BLOG | Technology

Introducing Astra DB Hybrid Search: Improve Relevance by 45%

Astra DB Hybrid Search boosts relevance with NVIDIA NeMo Retriever Reranking microservices
Updated: March 18, 2025 · 3 min read
Introducing Astra DB Hybrid Search: Improve Relevance by 45%

Retrieval is the most important part of RAG for driving accuracy in production AI. Whether you're building AI-powered search, recommendation engines, or personalization for your end users, your retrieval-augmented generation system’s ability to retrieve the right information directly impacts user experience and accuracy.
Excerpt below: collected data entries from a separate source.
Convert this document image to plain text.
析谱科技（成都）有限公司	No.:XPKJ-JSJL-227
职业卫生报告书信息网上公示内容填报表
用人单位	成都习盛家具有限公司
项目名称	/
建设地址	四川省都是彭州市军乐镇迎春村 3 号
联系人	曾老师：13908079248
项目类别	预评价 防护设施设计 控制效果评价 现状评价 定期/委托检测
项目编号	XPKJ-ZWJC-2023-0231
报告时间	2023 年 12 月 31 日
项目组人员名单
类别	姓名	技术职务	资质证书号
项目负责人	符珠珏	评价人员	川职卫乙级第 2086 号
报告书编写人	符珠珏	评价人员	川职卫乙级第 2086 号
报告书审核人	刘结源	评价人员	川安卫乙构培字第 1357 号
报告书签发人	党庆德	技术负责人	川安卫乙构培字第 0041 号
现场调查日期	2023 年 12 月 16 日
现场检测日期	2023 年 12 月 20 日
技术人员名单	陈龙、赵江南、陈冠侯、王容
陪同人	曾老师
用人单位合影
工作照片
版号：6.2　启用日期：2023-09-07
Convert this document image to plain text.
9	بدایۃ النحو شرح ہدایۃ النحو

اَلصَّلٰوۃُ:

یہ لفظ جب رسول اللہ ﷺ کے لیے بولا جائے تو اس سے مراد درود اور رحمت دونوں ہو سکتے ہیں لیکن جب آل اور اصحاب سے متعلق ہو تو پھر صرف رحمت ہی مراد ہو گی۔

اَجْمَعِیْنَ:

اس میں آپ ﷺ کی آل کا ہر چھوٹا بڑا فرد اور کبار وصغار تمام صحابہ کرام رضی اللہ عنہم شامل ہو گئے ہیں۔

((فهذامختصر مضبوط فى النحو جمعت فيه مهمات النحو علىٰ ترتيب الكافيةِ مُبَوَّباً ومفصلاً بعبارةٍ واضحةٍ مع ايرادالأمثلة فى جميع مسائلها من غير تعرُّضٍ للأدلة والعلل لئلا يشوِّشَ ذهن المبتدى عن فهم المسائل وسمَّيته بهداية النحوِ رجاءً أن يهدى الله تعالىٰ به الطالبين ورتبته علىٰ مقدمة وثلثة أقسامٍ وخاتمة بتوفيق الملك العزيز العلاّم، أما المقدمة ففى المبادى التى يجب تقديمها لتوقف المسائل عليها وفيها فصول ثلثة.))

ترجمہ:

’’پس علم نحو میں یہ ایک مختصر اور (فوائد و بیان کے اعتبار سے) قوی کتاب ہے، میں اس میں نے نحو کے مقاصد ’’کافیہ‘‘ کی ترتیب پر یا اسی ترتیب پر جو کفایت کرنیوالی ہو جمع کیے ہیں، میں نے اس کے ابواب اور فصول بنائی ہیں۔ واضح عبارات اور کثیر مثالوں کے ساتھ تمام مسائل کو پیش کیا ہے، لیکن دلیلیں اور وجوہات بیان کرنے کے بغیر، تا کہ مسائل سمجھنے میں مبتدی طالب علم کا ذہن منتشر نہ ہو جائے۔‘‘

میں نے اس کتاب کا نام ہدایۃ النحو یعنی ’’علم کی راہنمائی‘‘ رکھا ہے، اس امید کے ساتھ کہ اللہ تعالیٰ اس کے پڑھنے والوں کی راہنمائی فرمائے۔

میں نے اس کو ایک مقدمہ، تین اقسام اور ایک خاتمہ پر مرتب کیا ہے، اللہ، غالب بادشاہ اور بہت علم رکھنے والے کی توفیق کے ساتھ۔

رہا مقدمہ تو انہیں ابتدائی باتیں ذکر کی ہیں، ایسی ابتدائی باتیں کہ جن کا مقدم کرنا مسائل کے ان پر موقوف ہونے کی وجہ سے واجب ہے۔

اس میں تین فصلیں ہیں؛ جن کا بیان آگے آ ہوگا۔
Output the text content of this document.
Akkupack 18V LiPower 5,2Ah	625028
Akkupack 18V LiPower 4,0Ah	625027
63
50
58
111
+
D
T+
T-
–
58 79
Poorly ranked results lead to irrelevant answers that frustrate your end users, ultimately killing your generative AI app. That’s why we’re excited to introduce Astra DB Hybrid Search, now enhanced with server-side reranking using the NVIDIA NeMo Retriever reranking microservices - built with NVIDIA NIM, part of the NVIDIA AI Enterprise software.

Why hybrid search?

Hybrid search combines vector search (for semantic understanding) and lexical search (for exact keyword matching) to ensure the best possible results. While vector search helps understand context and meaning, lexical search ensures critical keyword matches aren’t overlooked. Blending these signals effectively requires intelligent ranking—and that’s where the NVIDIA NeMo Retriever reranking microservice comes in. 

How it works

With this release:

  • Astra DB performs hybrid retrieval, combining lexical search using BM25 and vector search powered by Apache Cassandra®.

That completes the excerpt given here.